Simon Sapin <simon.sapin@octobus.net> [Fri, 30 Apr 2021 15:40:11 +0200] rev 47135
rust: Remove handling of `parents` in `DirstateMap`
The Python wrapper class `dirstatemap` can take care of it.
This removes the need to have both `_rustmap` and `_inner_rustmap`.
Differential Revision: https://phab.mercurial-scm.org/D10555
Simon Sapin <simon.sapin@octobus.net> [Fri, 30 Apr 2021 14:22:14 +0200] rev 47134
dirstate-tree: Fold "tracked descendants" counter update in main walk
For the purpose of implementing `has_tracked_dir` (which means "has tracked
descendants) without an expensive sub-tree traversal, we maintaing a counter
of tracked descendants on each "directory" node of the tree-shaped dirstate.
Before this changeset, mutating or inserting a node at a given path would
involve:
* Walking the tree from root through ancestors to find the node or the spot
where to insert it
* Looking at the previous node if any to decide what counter update is needed
* Performing any node mutation
* Walking the tree *again* to update counters in ancestor nodes
When profiling `hg status` on a large repo, this second walk takes times
while loading a the dirstate from disk.
It turns out we have enough information to decide before he first tree walk
what counter update is needed. This changeset merges the two walks, gaining
~10% of the total time for `hg update` (in the same hyperfine benchmark as
the previous changeset).
---
Profiling was done by compiling with this `.cargo/config`:
[profile.release]
debug = true
then running with:
py-spy record -r 500 -n -o /tmp/hg.json --format speedscope -- \
./hg status -R $REPO --config experimental.dirstate-tree.in-memory=1
then visualizing the recorded JSON file in https://www.speedscope.app/
Differential Revision: https://phab.mercurial-scm.org/D10554
Simon Sapin <simon.sapin@octobus.net> [Thu, 29 Apr 2021 11:32:57 +0200] rev 47133
dirstate-tree: Use HashMap instead of BTreeMap
BTreeMap has the advantage of its "natural" iteration order being the one we need
in the status algorithm. With HashMap however, iteration order is undefined so
we need to allocate a Vec and sort it explicitly.
Unfortunately many BTreeMap operations are slower than in HashMap, and skipping
that extra allocation and sort is not enough to compensate.
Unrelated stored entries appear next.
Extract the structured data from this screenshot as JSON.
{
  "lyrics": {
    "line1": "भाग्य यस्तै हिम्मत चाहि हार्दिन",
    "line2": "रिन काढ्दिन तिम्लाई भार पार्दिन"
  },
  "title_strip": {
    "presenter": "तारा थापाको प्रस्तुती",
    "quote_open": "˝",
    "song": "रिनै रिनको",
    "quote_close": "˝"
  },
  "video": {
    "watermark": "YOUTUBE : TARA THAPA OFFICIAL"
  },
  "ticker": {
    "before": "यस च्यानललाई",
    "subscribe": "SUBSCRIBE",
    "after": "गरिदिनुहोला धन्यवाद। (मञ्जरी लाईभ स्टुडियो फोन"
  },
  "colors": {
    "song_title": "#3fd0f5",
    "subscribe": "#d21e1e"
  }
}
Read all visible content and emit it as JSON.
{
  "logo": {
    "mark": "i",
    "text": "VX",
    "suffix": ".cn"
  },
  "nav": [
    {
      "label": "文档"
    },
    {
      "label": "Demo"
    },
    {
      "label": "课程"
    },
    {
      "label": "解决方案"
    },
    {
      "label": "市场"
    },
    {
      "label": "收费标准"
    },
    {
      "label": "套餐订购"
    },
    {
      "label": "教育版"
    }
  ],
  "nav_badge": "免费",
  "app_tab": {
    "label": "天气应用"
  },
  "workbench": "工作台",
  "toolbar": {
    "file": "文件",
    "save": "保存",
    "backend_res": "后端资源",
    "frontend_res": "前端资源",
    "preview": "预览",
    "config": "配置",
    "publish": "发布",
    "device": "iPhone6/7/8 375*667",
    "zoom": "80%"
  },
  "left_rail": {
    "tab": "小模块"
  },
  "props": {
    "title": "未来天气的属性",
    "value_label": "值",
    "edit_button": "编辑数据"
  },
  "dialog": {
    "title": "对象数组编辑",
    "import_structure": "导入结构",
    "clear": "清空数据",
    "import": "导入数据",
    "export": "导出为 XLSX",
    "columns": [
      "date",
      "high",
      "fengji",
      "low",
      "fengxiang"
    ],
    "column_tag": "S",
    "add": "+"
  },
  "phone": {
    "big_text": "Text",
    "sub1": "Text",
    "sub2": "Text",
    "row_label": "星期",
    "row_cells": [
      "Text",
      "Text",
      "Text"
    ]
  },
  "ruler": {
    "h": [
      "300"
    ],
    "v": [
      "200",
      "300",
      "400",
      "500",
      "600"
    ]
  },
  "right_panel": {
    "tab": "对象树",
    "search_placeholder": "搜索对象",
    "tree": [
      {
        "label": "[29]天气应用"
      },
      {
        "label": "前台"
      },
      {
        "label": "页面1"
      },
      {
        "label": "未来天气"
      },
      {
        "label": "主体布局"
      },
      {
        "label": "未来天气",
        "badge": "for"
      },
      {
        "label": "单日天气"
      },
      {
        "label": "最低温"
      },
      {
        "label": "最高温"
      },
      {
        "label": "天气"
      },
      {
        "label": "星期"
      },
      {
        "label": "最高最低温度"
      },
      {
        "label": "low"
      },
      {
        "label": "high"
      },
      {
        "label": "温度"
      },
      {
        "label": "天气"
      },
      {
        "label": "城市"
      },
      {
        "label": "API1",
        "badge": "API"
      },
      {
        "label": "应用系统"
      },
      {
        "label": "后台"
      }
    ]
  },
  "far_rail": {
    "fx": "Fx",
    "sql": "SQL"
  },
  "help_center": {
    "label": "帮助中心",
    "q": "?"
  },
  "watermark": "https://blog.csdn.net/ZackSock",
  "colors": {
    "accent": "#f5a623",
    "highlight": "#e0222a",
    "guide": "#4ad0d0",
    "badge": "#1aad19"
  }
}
Switching to HashMap + sort makes `hg status` 17% faster in one test case,
as measure with hyperfine:
```
Benchmark #1: ../hg2/hg status -R $REPO --config=experimental.dirstate-tree.in-memory=1
Time (mean ± σ): 765.0 ms ± 8.8 ms [User: 1.352 s, System: 0.747 s]
Range (min … max): 751.8 ms … 778.7 ms 10 runs
Benchmark #2: ./hg status -R $REPO --config=experimental.dirstate-tree.in-memory=1
Time (mean ± σ): 651.8 ms ± 9.9 ms [User: 1.251 s, System: 0.799 s]
Range (min … max): 642.2 ms … 671.8 ms 10 runs
Summary
'./hg status -R $REPO --config=experimental.dirstate-tree.in-memory=1' ran
1.17 ± 0.02 times faster than '../hg2/hg status -R $REPO --config=experimental.dirstate-tree.in-memory=1'
```
* ./hg is this revision
* ../hg2/hg is its parent
* $REPO is an old snapshot of mozilla-central
Differential Revision: https://phab.mercurial-scm.org/D10553
Simon Sapin <simon.sapin@octobus.net> [Tue, 27 Apr 2021 17:49:38 +0200] rev 47132
dirstate-tree: Add #[timed] attribute to `status` and `DirstateMap::read`
When running with a `RUST_LOG=trace` environment variable, the `micro_timer`
crate prints the duration taken by each call to functions with that attribute.
Differential Revision: https://phab.mercurial-scm.org/D10552
Simon Sapin <simon.sapin@octobus.net> [Tue, 27 Apr 2021 14:20:48 +0200] rev 47131
dirstate-tree: Paralellize the status algorithm with Rayon
The `rayon` crate exposes "parallel iterators" that work like normal iterators
but dispatch work on different items to an implicit global thread pool.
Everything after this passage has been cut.